Emergency repatriation for Liberians in western Ivorian crisis; top UNHCR official plans visit
TABOU, Côte d'Ivoire, Jan 14 (UNHCR) - Some 1,000 Liberian refugees trapped in strife-torn western Côte d'Ivoire could soon be heading home under an emergency repatriation operation by the UN refugee agency, which is also planning to set up camps for the recent Ivorian influx into Liberia. Meanwhile, a top UNHCR official prepares to visit the region for a first-hand look at ongoing operations.
On Tuesday, UNHCR welcomed the signing of a cease-fire agreement in Lomé between the two western rebel movements and the loyalist forces. The refugee agency also voiced support for talks due to start on Wednesday in Paris, calling on all participating parties to find a peaceful resolution, ensure the safety of humanitarian staff and the free movement of civilians and refugees in Côte d'Ivoire.
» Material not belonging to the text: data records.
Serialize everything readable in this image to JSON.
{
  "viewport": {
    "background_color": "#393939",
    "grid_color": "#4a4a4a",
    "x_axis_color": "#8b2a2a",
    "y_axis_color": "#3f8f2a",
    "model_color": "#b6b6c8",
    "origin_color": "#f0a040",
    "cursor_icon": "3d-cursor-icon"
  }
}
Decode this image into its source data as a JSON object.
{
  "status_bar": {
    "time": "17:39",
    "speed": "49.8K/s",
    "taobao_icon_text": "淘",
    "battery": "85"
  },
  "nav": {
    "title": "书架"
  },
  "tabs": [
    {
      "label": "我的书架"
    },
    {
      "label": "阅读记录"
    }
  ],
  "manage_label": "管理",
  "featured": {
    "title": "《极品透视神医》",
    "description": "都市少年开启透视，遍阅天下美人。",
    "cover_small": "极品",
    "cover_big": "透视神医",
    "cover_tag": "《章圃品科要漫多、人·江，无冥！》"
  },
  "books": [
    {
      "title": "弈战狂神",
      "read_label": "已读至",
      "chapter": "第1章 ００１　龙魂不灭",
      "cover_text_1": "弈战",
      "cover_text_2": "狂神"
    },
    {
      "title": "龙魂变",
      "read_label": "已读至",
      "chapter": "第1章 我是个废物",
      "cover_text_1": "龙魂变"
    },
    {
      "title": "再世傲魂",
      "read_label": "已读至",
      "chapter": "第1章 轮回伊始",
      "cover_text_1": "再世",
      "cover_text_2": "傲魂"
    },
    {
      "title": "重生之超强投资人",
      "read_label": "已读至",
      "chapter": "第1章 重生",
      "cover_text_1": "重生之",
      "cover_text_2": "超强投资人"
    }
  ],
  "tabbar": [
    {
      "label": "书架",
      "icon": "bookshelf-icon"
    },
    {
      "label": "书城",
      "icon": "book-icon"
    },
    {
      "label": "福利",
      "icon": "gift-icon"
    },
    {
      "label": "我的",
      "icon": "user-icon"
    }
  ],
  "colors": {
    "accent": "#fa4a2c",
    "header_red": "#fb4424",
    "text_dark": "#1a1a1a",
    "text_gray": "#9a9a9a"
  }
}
However, the situation remains tense in south-western Côte d'Ivoire, where rebels captured the town of Grabo, near Tabou, last week. More than 6,000 Liberian refugees - out of an estimated 20,000 refugees still in the area - have already fled back into Liberia, while some 1,000 remain stranded in two compounds in Tabou, including one housing the offices of UNHCR and Catholic aid organisation CARITAS. The local population has so far prevented refugees in the UNHCR/CARITAS compound from leaving, suspecting them of involvement with the rebels. "If we die, you will die with us," they told the refugees. Four Liberian refugees were even beaten up on Sunday.
UNHCR is currently making plans to help the stranded refugees return to Liberia as an emergency measure. This could start as soon as Wednesday, pending talks with local officials and traditional leaders. The agency will mobilise local mini-buses to transport the refugees to the border, and use canoes to transport them across the Cavaly River into Liberia. A UNHCR ferry that had previously been used to transport returnees across the river was blown up in November by security forces fearing that Liberian rebels would use it to enter Côte d'Ivoire.
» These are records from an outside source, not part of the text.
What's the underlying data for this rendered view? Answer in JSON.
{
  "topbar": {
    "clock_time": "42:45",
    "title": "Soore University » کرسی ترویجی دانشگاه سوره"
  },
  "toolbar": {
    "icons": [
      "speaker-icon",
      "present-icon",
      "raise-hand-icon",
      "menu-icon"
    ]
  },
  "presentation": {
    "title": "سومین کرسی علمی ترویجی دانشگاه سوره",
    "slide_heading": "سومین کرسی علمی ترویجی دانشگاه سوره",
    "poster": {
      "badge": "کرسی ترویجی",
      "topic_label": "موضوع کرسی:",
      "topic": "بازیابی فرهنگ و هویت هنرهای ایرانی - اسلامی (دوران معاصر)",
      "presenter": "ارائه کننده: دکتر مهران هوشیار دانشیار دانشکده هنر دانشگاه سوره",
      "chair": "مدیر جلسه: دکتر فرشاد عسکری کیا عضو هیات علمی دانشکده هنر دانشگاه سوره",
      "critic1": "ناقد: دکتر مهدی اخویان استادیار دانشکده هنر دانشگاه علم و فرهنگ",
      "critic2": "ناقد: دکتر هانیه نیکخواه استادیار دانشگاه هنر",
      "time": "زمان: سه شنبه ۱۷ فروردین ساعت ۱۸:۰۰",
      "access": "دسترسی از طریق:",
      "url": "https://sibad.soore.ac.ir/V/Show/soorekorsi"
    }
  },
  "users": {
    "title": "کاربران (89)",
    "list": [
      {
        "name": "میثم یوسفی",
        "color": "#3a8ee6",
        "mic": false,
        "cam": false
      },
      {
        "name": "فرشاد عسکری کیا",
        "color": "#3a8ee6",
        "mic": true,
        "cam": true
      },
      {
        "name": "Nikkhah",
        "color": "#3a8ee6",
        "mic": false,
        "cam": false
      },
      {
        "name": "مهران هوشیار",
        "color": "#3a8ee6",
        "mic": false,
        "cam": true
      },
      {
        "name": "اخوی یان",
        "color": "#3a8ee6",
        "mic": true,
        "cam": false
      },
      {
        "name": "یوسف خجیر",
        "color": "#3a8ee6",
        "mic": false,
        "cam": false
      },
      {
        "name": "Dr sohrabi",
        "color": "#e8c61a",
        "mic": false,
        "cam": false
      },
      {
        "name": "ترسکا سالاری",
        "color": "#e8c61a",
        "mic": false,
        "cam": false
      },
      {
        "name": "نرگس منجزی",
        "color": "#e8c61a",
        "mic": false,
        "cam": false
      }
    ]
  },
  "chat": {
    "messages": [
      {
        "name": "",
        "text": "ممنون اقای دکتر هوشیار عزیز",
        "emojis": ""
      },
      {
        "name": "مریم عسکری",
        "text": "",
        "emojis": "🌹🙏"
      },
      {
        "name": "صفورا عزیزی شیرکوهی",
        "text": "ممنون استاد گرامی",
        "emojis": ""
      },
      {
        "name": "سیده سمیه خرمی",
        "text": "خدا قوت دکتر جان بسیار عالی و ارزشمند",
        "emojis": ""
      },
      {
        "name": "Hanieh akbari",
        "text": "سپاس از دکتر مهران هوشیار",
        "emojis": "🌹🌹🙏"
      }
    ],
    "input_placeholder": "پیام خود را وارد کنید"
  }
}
The planned emergency repatriation is UNHCR's last resort after failed attempts to evacuate refugees from conflict-ridden western Côte d'Ivoire. A proposed relocation site in the south fell through recently, while regional countries have yet to respond to UNHCR's appeal to grant temporary asylum to these desperate refugees.
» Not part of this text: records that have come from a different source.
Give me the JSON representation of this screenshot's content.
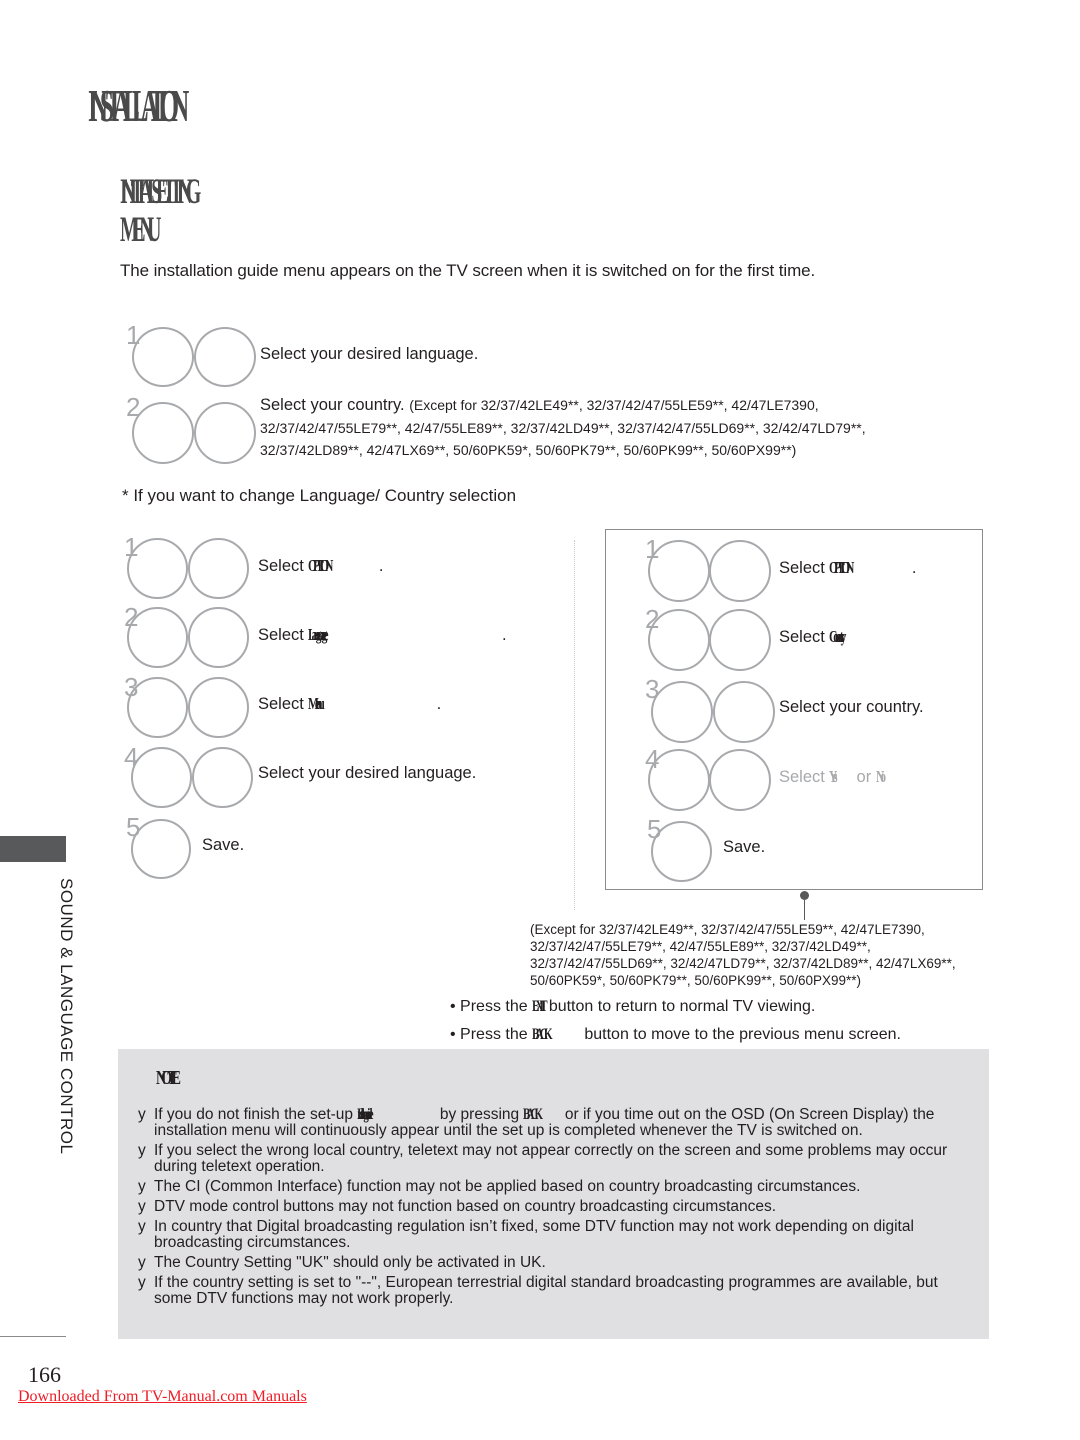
{
  "header": {
    "title_garbled": "INSTALLATION",
    "subtitle_line1_garbled": "INITIAL SETTING",
    "subtitle_line2_garbled": "MENU"
  },
  "intro": "The installation guide menu appears on the TV screen when it is switched on for the first time.",
  "initial_steps": [
    {
      "num": "1",
      "text": "Select your desired language."
    },
    {
      "num": "2",
      "text": "Select your country.",
      "note_line1": "(Except for 32/37/42LE49**, 32/37/42/47/55LE59**, 42/47LE7390,",
      "note_line2": "32/37/42/47/55LE79**, 42/47/55LE89**, 32/37/42LD49**, 32/37/42/47/55LD69**, 32/42/47LD79**,",
      "note_line3": "32/37/42LD89**, 42/47LX69**, 50/60PK59*, 50/60PK79**, 50/60PK99**, 50/60PX99**)"
    }
  ],
  "change_heading": "* If you want to change Language/ Country selection",
  "left_steps": [
    {
      "num": "1",
      "prefix": "Select ",
      "garbled": "OPTION",
      "suffix": "."
    },
    {
      "num": "2",
      "prefix": "Select ",
      "garbled": "Language",
      "suffix": "."
    },
    {
      "num": "3",
      "prefix": "Select ",
      "garbled": "Menu",
      "suffix": "."
    },
    {
      "num": "4",
      "text": "Select your desired language."
    },
    {
      "num": "5",
      "text": "Save."
    }
  ],
  "right_steps": [
    {
      "num": "1",
      "prefix": "Select ",
      "garbled": "OPTION",
      "suffix": "."
    },
    {
      "num": "2",
      "prefix": "Select ",
      "garbled": "Country"
    },
    {
      "num": "3",
      "text": "Select your country."
    },
    {
      "num": "4",
      "prefix": "Select ",
      "garbled_a": "Yes",
      "mid": " or ",
      "garbled_b": "No"
    },
    {
      "num": "5",
      "text": "Save."
    }
  ],
  "except_note": [
    "(Except for 32/37/42LE49**, 32/37/42/47/55LE59**, 42/47LE7390,",
    "32/37/42/47/55LE79**, 42/47/55LE89**, 32/37/42LD49**,",
    "32/37/42/47/55LD69**, 32/42/47LD79**, 32/37/42LD89**, 42/47LX69**,",
    "50/60PK59*, 50/60PK79**, 50/60PK99**, 50/60PX99**)"
  ],
  "bullets": [
    {
      "prefix": "Press the ",
      "garbled": "EXIT",
      "suffix": "button to return to normal TV viewing."
    },
    {
      "prefix": "Press the ",
      "garbled": "BACK",
      "suffix": " button to move to the previous menu screen."
    }
  ],
  "note": {
    "title_garbled": "NOTE",
    "items": [
      {
        "text_a": "If you do not finish the set-up ",
        "garbled_a": "Installation guide",
        "text_b": " by pressing ",
        "garbled_b": "BACK",
        "text_c": " or if you time out on the OSD (On Screen Display) the installation menu will continuously appear until the set up is completed whenever the TV is switched on."
      },
      {
        "text": "If you select the wrong local country, teletext may not appear correctly on the screen and some problems may occur during teletext operation."
      },
      {
        "text": "The CI (Common Interface) function may not be applied based on country broadcasting circumstances."
      },
      {
        "text": "DTV mode control buttons may not function based on country broadcasting circumstances."
      },
      {
        "text": "In country that Digital broadcasting regulation isn’t fixed, some DTV function may not work depending on digital broadcasting circumstances."
      },
      {
        "text": "The Country Setting \"UK\" should only be activated in UK."
      },
      {
        "text": "If the country setting is set to \"--\", European terrestrial digital standard broadcasting programmes are available, but some DTV functions may not work properly."
      }
    ],
    "bullet_char": "y"
  },
  "sidebar": {
    "label": "SOUND & LANGUAGE CONTROL"
  },
  "footer": {
    "page_number": "166",
    "link_text": "Downloaded From TV-Manual.com Manuals"
  }
}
Meanwhile, in eastern Liberia, a total of 62,000 new arrivals have been recorded since rebel fighting spread to western Côte d'Ivoire in mid-November. These include 38,000 Liberians (not necessarily all registered refugees), 21,000 Ivorians and 3,000 people of other nationalities. Many of them are hosted in four transit centres, but most of the Ivorians have been living in villages near the border.
UNHCR is requesting permission from the local authorities to set up camps for the Ivorian refugees. At the same time, the agency is transporting the returning Liberians back to their home areas where possible, mainly to Bong and Nimba counties, where relative peace prevails. Those who cannot go home due to the continuing internal conflict will be assisted in a camp for internally displaced persons in Totota, south of Gbarnga, in Bong county.
The current refugee movements in Côte d'Ivoire and Liberia will be on the agenda when UNHCR's Deputy High Commissioner, Mary Ann Wyrsch, starts her 11-day mission to West Africa on Wednesday. She plans to travel to border areas and refugee/returnee camps to meet the recent arrivals.
Besides Côte d'Ivoire and Liberia, she will also visit Guinea, and Sierra Leone, where she will meet returnees. Her programme will also include meetings with senior government officials, diplomats and representatives of UN agencies and non-governmental agencies.